Thalassaemia major can be potentially cured through allogeneic bone marrow or stem cell transplantation, where defective marrow is replaced with healthy donor marrow. Outcomes are best in younger patients with a matched sibling donor and minimal organ damage. Gene therapy is an emerging option, with Betibeglogene autotemcel showing the ability to achieve transfusion independence in clinical studies. For patients who are not suitable for transplant, thalassaemia is managed through lifelong transfusions and iron chelation therapy.

Are thalassaemia and sickle cell disease the same?

No. Both are inherited haemoglobin disorders but differ in cause and presentation. Thalassaemia involves reduced or absent production of haemoglobin chains, leading to chronic anaemia. Sickle Cell Disease is caused by a structural defect in haemoglobin, resulting in rigid, crescent-shaped red blood cells that can block blood flow and cause painful episodes. Some individuals may inherit both conditions, known as sickle-beta thalassaemia.

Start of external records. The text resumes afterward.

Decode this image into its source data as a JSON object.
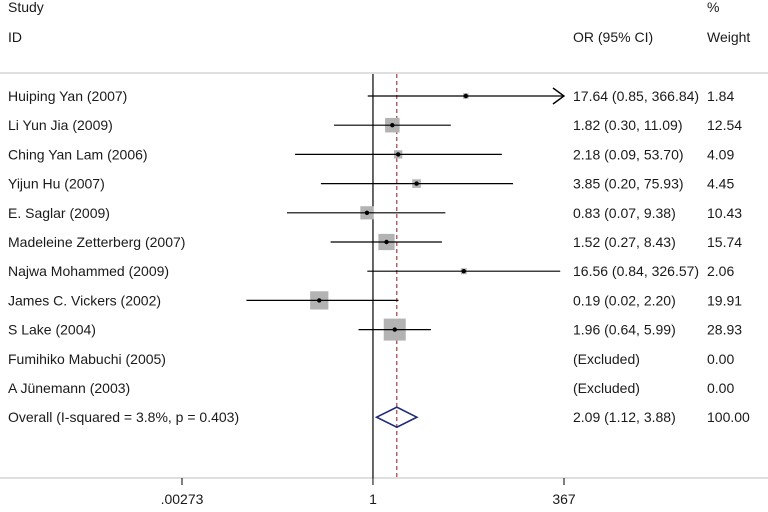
{
  "chart_data": {
    "type": "forest",
    "header": {
      "study_line1": "Study",
      "study_line2": "ID",
      "or_label": "OR (95% CI)",
      "weight_line1": "%",
      "weight_line2": "Weight"
    },
    "scale": "log",
    "null_value": 1,
    "pooled_or": 2.09,
    "xlim": [
      0.00273,
      367
    ],
    "x_ticks": [
      {
        "value": 0.00273,
        "label": ".00273"
      },
      {
        "value": 1,
        "label": "1"
      },
      {
        "value": 367,
        "label": "367"
      }
    ],
    "studies": [
      {
        "name": "Huiping Yan (2007)",
        "or": 17.64,
        "lower": 0.85,
        "upper": 366.84,
        "weight": 1.84,
        "or_text": "17.64 (0.85, 366.84)",
        "weight_text": "1.84",
        "arrow_right": true
      },
      {
        "name": "Li Yun Jia (2009)",
        "or": 1.82,
        "lower": 0.3,
        "upper": 11.09,
        "weight": 12.54,
        "or_text": "1.82 (0.30, 11.09)",
        "weight_text": "12.54"
      },
      {
        "name": "Ching Yan Lam (2006)",
        "or": 2.18,
        "lower": 0.09,
        "upper": 53.7,
        "weight": 4.09,
        "or_text": "2.18 (0.09, 53.70)",
        "weight_text": "4.09"
      },
      {
        "name": "Yijun Hu (2007)",
        "or": 3.85,
        "lower": 0.2,
        "upper": 75.93,
        "weight": 4.45,
        "or_text": "3.85 (0.20, 75.93)",
        "weight_text": "4.45"
      },
      {
        "name": "E. Saglar (2009)",
        "or": 0.83,
        "lower": 0.07,
        "upper": 9.38,
        "weight": 10.43,
        "or_text": "0.83 (0.07, 9.38)",
        "weight_text": "10.43"
      },
      {
        "name": "Madeleine Zetterberg (2007)",
        "or": 1.52,
        "lower": 0.27,
        "upper": 8.43,
        "weight": 15.74,
        "or_text": "1.52 (0.27, 8.43)",
        "weight_text": "15.74"
      },
      {
        "name": "Najwa Mohammed (2009)",
        "or": 16.56,
        "lower": 0.84,
        "upper": 326.57,
        "weight": 2.06,
        "or_text": "16.56 (0.84, 326.57)",
        "weight_text": "2.06"
      },
      {
        "name": "James C. Vickers (2002)",
        "or": 0.19,
        "lower": 0.02,
        "upper": 2.2,
        "weight": 19.91,
        "or_text": "0.19 (0.02, 2.20)",
        "weight_text": "19.91"
      },
      {
        "name": "S Lake (2004)",
        "or": 1.96,
        "lower": 0.64,
        "upper": 5.99,
        "weight": 28.93,
        "or_text": "1.96 (0.64, 5.99)",
        "weight_text": "28.93"
      },
      {
        "name": "Fumihiko Mabuchi (2005)",
        "or": null,
        "lower": null,
        "upper": null,
        "weight": 0.0,
        "or_text": "(Excluded)",
        "weight_text": "0.00"
      },
      {
        "name": "A Jünemann (2003)",
        "or": null,
        "lower": null,
        "upper": null,
        "weight": 0.0,
        "or_text": "(Excluded)",
        "weight_text": "0.00"
      }
    ],
    "overall": {
      "name": "Overall  (I-squared = 3.8%, p = 0.403)",
      "or": 2.09,
      "lower": 1.12,
      "upper": 3.88,
      "weight": 100.0,
      "or_text": "2.09 (1.12, 3.88)",
      "weight_text": "100.00"
    },
    "colors": {
      "text": "#1a1a1a",
      "ci_line": "#000000",
      "box": "#b3b3b3",
      "pooled_line": "#8b1a1a",
      "diamond": "#1f2a7a",
      "rule": "#bfbfbf"
    }
  }
}
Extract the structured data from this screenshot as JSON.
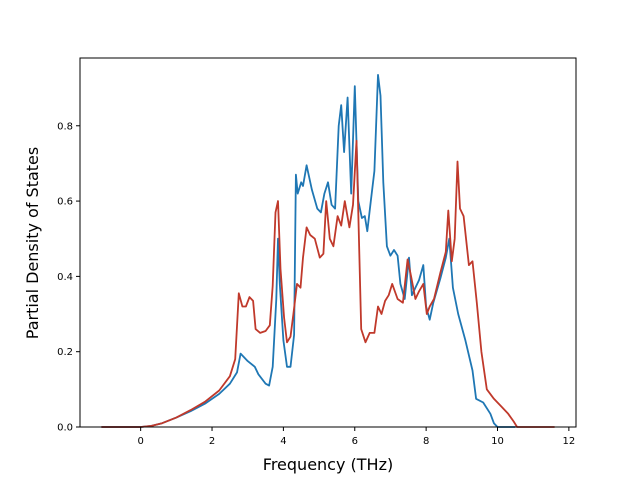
{
  "chart_data": {
    "type": "line",
    "title": "",
    "xlabel": "Frequency (THz)",
    "ylabel": "Partial Density of States",
    "xlim": [
      -1.7,
      12.2
    ],
    "ylim": [
      0.0,
      0.98
    ],
    "grid": false,
    "x_ticks": [
      0,
      2,
      4,
      6,
      8,
      10,
      12
    ],
    "y_ticks": [
      0.0,
      0.2,
      0.4,
      0.6,
      0.8
    ],
    "x_tick_labels": [
      "0",
      "2",
      "4",
      "6",
      "8",
      "10",
      "12"
    ],
    "y_tick_labels": [
      "0.0",
      "0.2",
      "0.4",
      "0.6",
      "0.8"
    ],
    "series": [
      {
        "color": "#1f77b4",
        "points": [
          [
            -1.1,
            0.0
          ],
          [
            0.0,
            0.0
          ],
          [
            0.3,
            0.003
          ],
          [
            0.6,
            0.01
          ],
          [
            1.0,
            0.025
          ],
          [
            1.4,
            0.042
          ],
          [
            1.8,
            0.062
          ],
          [
            2.2,
            0.088
          ],
          [
            2.5,
            0.115
          ],
          [
            2.7,
            0.145
          ],
          [
            2.8,
            0.195
          ],
          [
            3.0,
            0.175
          ],
          [
            3.2,
            0.16
          ],
          [
            3.3,
            0.14
          ],
          [
            3.5,
            0.115
          ],
          [
            3.6,
            0.11
          ],
          [
            3.7,
            0.16
          ],
          [
            3.8,
            0.34
          ],
          [
            3.85,
            0.5
          ],
          [
            3.9,
            0.38
          ],
          [
            4.0,
            0.23
          ],
          [
            4.1,
            0.16
          ],
          [
            4.2,
            0.16
          ],
          [
            4.3,
            0.245
          ],
          [
            4.35,
            0.67
          ],
          [
            4.4,
            0.62
          ],
          [
            4.5,
            0.65
          ],
          [
            4.55,
            0.64
          ],
          [
            4.65,
            0.695
          ],
          [
            4.8,
            0.63
          ],
          [
            4.95,
            0.58
          ],
          [
            5.05,
            0.57
          ],
          [
            5.15,
            0.62
          ],
          [
            5.25,
            0.65
          ],
          [
            5.35,
            0.59
          ],
          [
            5.45,
            0.58
          ],
          [
            5.55,
            0.8
          ],
          [
            5.62,
            0.855
          ],
          [
            5.7,
            0.73
          ],
          [
            5.8,
            0.875
          ],
          [
            5.9,
            0.62
          ],
          [
            6.0,
            0.905
          ],
          [
            6.1,
            0.6
          ],
          [
            6.2,
            0.555
          ],
          [
            6.28,
            0.56
          ],
          [
            6.35,
            0.52
          ],
          [
            6.45,
            0.6
          ],
          [
            6.55,
            0.68
          ],
          [
            6.65,
            0.935
          ],
          [
            6.72,
            0.88
          ],
          [
            6.8,
            0.65
          ],
          [
            6.9,
            0.48
          ],
          [
            7.0,
            0.455
          ],
          [
            7.1,
            0.47
          ],
          [
            7.2,
            0.455
          ],
          [
            7.28,
            0.38
          ],
          [
            7.4,
            0.34
          ],
          [
            7.52,
            0.45
          ],
          [
            7.6,
            0.35
          ],
          [
            7.7,
            0.37
          ],
          [
            7.8,
            0.39
          ],
          [
            7.92,
            0.43
          ],
          [
            8.0,
            0.32
          ],
          [
            8.1,
            0.285
          ],
          [
            8.2,
            0.33
          ],
          [
            8.4,
            0.395
          ],
          [
            8.55,
            0.45
          ],
          [
            8.65,
            0.5
          ],
          [
            8.75,
            0.37
          ],
          [
            8.9,
            0.3
          ],
          [
            9.1,
            0.23
          ],
          [
            9.3,
            0.15
          ],
          [
            9.4,
            0.075
          ],
          [
            9.6,
            0.065
          ],
          [
            9.8,
            0.035
          ],
          [
            9.9,
            0.01
          ],
          [
            10.0,
            0.0
          ],
          [
            10.5,
            0.0
          ]
        ]
      },
      {
        "color": "#c0392b",
        "points": [
          [
            -1.1,
            0.0
          ],
          [
            0.0,
            0.0
          ],
          [
            0.3,
            0.003
          ],
          [
            0.6,
            0.01
          ],
          [
            1.0,
            0.025
          ],
          [
            1.4,
            0.045
          ],
          [
            1.8,
            0.067
          ],
          [
            2.2,
            0.097
          ],
          [
            2.5,
            0.135
          ],
          [
            2.65,
            0.18
          ],
          [
            2.75,
            0.355
          ],
          [
            2.85,
            0.32
          ],
          [
            2.95,
            0.32
          ],
          [
            3.05,
            0.345
          ],
          [
            3.15,
            0.335
          ],
          [
            3.22,
            0.26
          ],
          [
            3.35,
            0.25
          ],
          [
            3.5,
            0.255
          ],
          [
            3.62,
            0.27
          ],
          [
            3.7,
            0.375
          ],
          [
            3.78,
            0.57
          ],
          [
            3.85,
            0.6
          ],
          [
            3.92,
            0.42
          ],
          [
            4.02,
            0.29
          ],
          [
            4.1,
            0.225
          ],
          [
            4.2,
            0.24
          ],
          [
            4.28,
            0.3
          ],
          [
            4.38,
            0.38
          ],
          [
            4.48,
            0.37
          ],
          [
            4.55,
            0.45
          ],
          [
            4.65,
            0.53
          ],
          [
            4.75,
            0.51
          ],
          [
            4.88,
            0.5
          ],
          [
            5.02,
            0.45
          ],
          [
            5.12,
            0.46
          ],
          [
            5.2,
            0.6
          ],
          [
            5.3,
            0.5
          ],
          [
            5.4,
            0.48
          ],
          [
            5.52,
            0.56
          ],
          [
            5.62,
            0.535
          ],
          [
            5.72,
            0.6
          ],
          [
            5.85,
            0.53
          ],
          [
            5.95,
            0.59
          ],
          [
            6.05,
            0.76
          ],
          [
            6.18,
            0.26
          ],
          [
            6.3,
            0.225
          ],
          [
            6.42,
            0.25
          ],
          [
            6.55,
            0.25
          ],
          [
            6.65,
            0.32
          ],
          [
            6.75,
            0.3
          ],
          [
            6.85,
            0.335
          ],
          [
            6.95,
            0.35
          ],
          [
            7.05,
            0.38
          ],
          [
            7.2,
            0.34
          ],
          [
            7.35,
            0.33
          ],
          [
            7.48,
            0.445
          ],
          [
            7.58,
            0.4
          ],
          [
            7.7,
            0.34
          ],
          [
            7.8,
            0.36
          ],
          [
            7.92,
            0.38
          ],
          [
            8.02,
            0.3
          ],
          [
            8.1,
            0.32
          ],
          [
            8.22,
            0.34
          ],
          [
            8.4,
            0.41
          ],
          [
            8.55,
            0.465
          ],
          [
            8.62,
            0.575
          ],
          [
            8.72,
            0.44
          ],
          [
            8.8,
            0.5
          ],
          [
            8.88,
            0.705
          ],
          [
            8.95,
            0.58
          ],
          [
            9.05,
            0.56
          ],
          [
            9.2,
            0.43
          ],
          [
            9.3,
            0.44
          ],
          [
            9.42,
            0.33
          ],
          [
            9.55,
            0.2
          ],
          [
            9.7,
            0.1
          ],
          [
            9.9,
            0.075
          ],
          [
            10.1,
            0.055
          ],
          [
            10.3,
            0.035
          ],
          [
            10.45,
            0.015
          ],
          [
            10.55,
            0.0
          ],
          [
            11.6,
            0.0
          ]
        ]
      }
    ]
  }
}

Does thalassaemia affect pregnancy?

Yes. Women with thalassaemia major or intermedia may face increased risks such as anaemia, cardiac strain, and hormonal imbalances, requiring coordinated care by haematology and obstetric teams. In addition, if both partners are carriers, each pregnancy carries a one in four risk of the child having thalassaemia major. Prenatal testing options are available to determine the condition during pregnancy.

Does a CBC test detect thalassaemia?

A complete blood count can suggest thalassaemia by showing low mean corpuscular volume and mean corpuscular haemoglobin, which indicate microcytic anaemia. However, it does not confirm the diagnosis. Confirmation requires haemoglobin electrophoresis or high-performance liquid chromatography to detect characteristic changes such as elevated haemoglobin A2 levels. Genetic testing may be used for definitive confirmation.

Are thalassaemia carriers at risk?

Carriers, also known as thalassaemia minor, usually lead normal, healthy lives with little or no symptoms apart from mild anaemia. They do not require treatment. The main concern is reproductive risk, as two carriers have a 25 percent chance of having a child with thalassaemia major. Carrier screening before marriage or pregnancy helps in making informed decisions.

What food is good for thalassaemia?

A balanced diet is important for overall health while avoiding excess iron intake. Foods rich in calcium, such as dairy products and leafy greens, support bone health. Folate-rich foods such as lentils, legumes, and fortified grains help in red blood cell production. Iron-rich foods and Vitamin C intake alongside iron-containing meals should be moderated in regularly transfused patients. Consulting a clinical dietician is recommended for personalised guidance.

Where did thalassaemia originate?

Thalassaemia is believed to have originated in regions where malaria was common, as carriers have some natural protection against severe malaria. The name comes from the Greek word “thalassa,” meaning sea, as the condition was first identified in populations around the Mediterranean region in the early 20th century. Today, it is found across the Mediterranean, Middle East, South Asia, South-East Asia, and Africa.

Is thalassaemia autosomal recessive?

Yes. Both alpha and beta thalassaemia follow an autosomal recessive inheritance pattern. A child must inherit one defective gene from each parent to develop the severe form. Individuals with only one defective gene are carriers and can pass the gene to their children.